We can check word frequency directly by simply tokenizing the text and counting single words. Looking for the most frequent words used by each candidate may reveal some clearer differences. To do this analysis some additional words like “thats”, “dont”, “back”, “can”, “get”, “cant”, and “come” are suppressed.
These tell a bit of a clearer story, i.e. we can almost read these words like sentences or sentence fragments. Both Bernie Sanders and Donald Trump again seems to come across similiarly as populists. The first ranking word for Donald Trump is country and for Bernie Sanders it’s believe. It’s interesting to note that the notion of getting the “country going” comes through in the top three candidates.
More humorously, note that the word “clinton” figures in both Carly Fiorina’s and Hilary Clinton’s lists. These texts almost read as an assertion by Hilary and an counter argument by Carly.
Ted Cruz’s frequent words again seem to focus on business and Carlo Rubio loves America.
While word frequencies reveal differences between the approaches and personalities of the candidates, they don’t by themsleves elucidate differences on specific policies or attitudes. Let’s try something else.
## Row.names trump sanders clinton fiorina all
## 1810 people 33 85 53 10 181
## 2483 think 9 55 90 9 163
## 1050 going 44 44 45 10 143
## 561 country 34 70 25 1 130
## 1363 know 23 26 56 19 124
## 2704 well 9 31 56 8 104
| word | clinton | fionrina | sanders | trump | NA |
|---|---|---|---|---|---|
| think | 9 | 55 | 90 | 9 | 163 |
| know | 23 | 26 | 56 | 19 | 124 |
| well | 9 | 31 | 56 | 8 | 104 |
| people | 33 | 85 | 53 | 10 | 181 |
| government | 0 | 7 | 6 | 40 | 53 |
| every | 4 | 15 | 9 | 26 | 54 |
| need | 5 | 33 | 36 | 18 | 92 |
| country | 34 | 70 | 25 | 1 | 130 |
| going | 44 | 44 | 45 | 10 | 143 |
There’s additional information in whether words used frequently by one candidate are used at all by another candidate. While the wordlcloud analysis gives some insight, we can analysis the data graphically for more quantitative information. Here is a graph of the “top” words used by all candidates
The above doesn’t reveal much more information than the wordcloud analysis does. However, we can also pick some “key words” and sample for their frequency. For a first stab, let’s try
key_words = c("tax", "government", "climate", "class", "wall", "street","terror", "economy", "immigrant", "america", "veteran", "drug", "health", "gun", "education", "bankruptcy", "money", "women", "war", "rights", "abortion", "violence")

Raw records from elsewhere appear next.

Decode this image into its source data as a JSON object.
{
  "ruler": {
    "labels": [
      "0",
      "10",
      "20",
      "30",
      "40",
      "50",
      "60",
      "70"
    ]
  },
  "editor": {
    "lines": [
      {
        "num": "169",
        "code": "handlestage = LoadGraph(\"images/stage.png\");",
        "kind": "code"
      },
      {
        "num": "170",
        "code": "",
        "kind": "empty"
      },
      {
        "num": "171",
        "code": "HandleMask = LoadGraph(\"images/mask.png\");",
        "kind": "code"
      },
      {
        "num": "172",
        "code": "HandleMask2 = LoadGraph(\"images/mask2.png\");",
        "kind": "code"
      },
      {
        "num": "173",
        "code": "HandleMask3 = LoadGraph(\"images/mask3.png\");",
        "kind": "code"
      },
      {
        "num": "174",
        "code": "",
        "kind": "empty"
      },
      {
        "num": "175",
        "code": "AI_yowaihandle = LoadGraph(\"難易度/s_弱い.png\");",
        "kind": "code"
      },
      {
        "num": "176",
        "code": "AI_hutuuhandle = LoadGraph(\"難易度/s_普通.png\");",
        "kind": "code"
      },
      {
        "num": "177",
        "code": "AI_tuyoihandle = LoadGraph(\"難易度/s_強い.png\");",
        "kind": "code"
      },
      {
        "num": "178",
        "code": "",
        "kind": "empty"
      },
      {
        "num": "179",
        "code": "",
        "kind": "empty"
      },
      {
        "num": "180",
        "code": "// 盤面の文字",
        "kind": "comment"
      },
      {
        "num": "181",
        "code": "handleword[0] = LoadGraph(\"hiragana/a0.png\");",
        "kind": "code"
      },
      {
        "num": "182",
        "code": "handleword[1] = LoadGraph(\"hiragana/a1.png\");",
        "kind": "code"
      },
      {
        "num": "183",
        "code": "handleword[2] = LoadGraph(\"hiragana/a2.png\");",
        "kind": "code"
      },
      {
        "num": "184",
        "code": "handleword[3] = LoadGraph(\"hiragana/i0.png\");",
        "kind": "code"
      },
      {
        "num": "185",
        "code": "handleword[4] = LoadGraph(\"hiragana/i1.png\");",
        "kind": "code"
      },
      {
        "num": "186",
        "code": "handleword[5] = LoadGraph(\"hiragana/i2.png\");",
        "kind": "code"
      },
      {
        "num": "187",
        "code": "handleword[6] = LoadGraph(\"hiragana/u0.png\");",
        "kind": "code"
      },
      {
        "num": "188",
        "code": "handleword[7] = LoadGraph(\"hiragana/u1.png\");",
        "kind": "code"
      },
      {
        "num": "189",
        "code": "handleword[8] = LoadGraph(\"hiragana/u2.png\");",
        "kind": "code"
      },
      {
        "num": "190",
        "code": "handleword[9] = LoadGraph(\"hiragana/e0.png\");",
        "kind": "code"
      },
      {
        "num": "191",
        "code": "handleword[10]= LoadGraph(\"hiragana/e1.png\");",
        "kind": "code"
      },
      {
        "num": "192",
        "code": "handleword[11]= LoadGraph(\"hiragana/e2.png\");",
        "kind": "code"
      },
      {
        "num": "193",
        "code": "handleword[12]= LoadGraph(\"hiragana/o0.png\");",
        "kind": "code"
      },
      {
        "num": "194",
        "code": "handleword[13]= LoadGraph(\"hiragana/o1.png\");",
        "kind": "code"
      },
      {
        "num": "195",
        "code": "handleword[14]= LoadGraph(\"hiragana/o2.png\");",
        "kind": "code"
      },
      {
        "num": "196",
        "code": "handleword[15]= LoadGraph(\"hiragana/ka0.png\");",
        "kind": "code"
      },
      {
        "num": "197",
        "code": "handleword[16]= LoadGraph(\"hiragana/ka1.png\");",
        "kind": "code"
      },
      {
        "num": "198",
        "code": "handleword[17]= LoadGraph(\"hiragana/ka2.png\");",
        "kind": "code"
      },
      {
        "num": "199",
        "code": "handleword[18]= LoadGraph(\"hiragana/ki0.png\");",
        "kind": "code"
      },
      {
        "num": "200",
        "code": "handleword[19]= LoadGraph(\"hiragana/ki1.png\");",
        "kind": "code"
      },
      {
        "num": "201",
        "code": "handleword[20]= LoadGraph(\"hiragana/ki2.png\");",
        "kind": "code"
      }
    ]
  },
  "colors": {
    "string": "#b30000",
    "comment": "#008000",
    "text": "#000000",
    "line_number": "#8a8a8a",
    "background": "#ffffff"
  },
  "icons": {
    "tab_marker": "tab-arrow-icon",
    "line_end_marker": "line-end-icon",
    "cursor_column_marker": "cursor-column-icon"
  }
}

## Row.names trump sanders clinton fiorina all rank
## 1062 government 0.0000000000 0.001622624 0.0012992638 0.025316456 53 1
## 2671 wall 0.0065281899 0.006722299 0.0023819835 0.001265823 53 2
## 2447 tax 0.0071216617 0.002549838 0.0008661758 0.010759494 44 3
## 2377 street 0.0005934718 0.006490496 0.0025985275 0.001265823 43 4
## 1605 money 0.0065281899 0.004404265 0.0006496319 0.004430380 40 5
## 1128 health 0.0000000000 0.004172462 0.0030316154 0.001898734 35 6
Since word fequency does not convey specific positions on issues, let’s look at word associations to see if we can get closer to meaning from more information about the context of word usage. This analysis simply tokenizes the text as bigrams, then uses a simple function
bigram_table[grep(word, rownames(bigram_table), ignore.case=TRUE)]
to pull out relevant terms from the torkenized TDM. A key challenge is that the texts are relatively short, so statistics comparing the word frequencies are poor. Nevertheless, we can see that context around different words, even at the relatively unsophisticated level of simple bigrams, starts to hint at differences in approach to problems.
Bernie talks about “tax” and “terror” as well. His discussion of taxes has a reformist bent, but where Carly Fiorina talks associates words like budgeting, changes, reform, simplify, code, reform, and plan, Bernie Sanders associates words like cap, income, must, share, speculation, breaks, reform, wall, and rebuilding.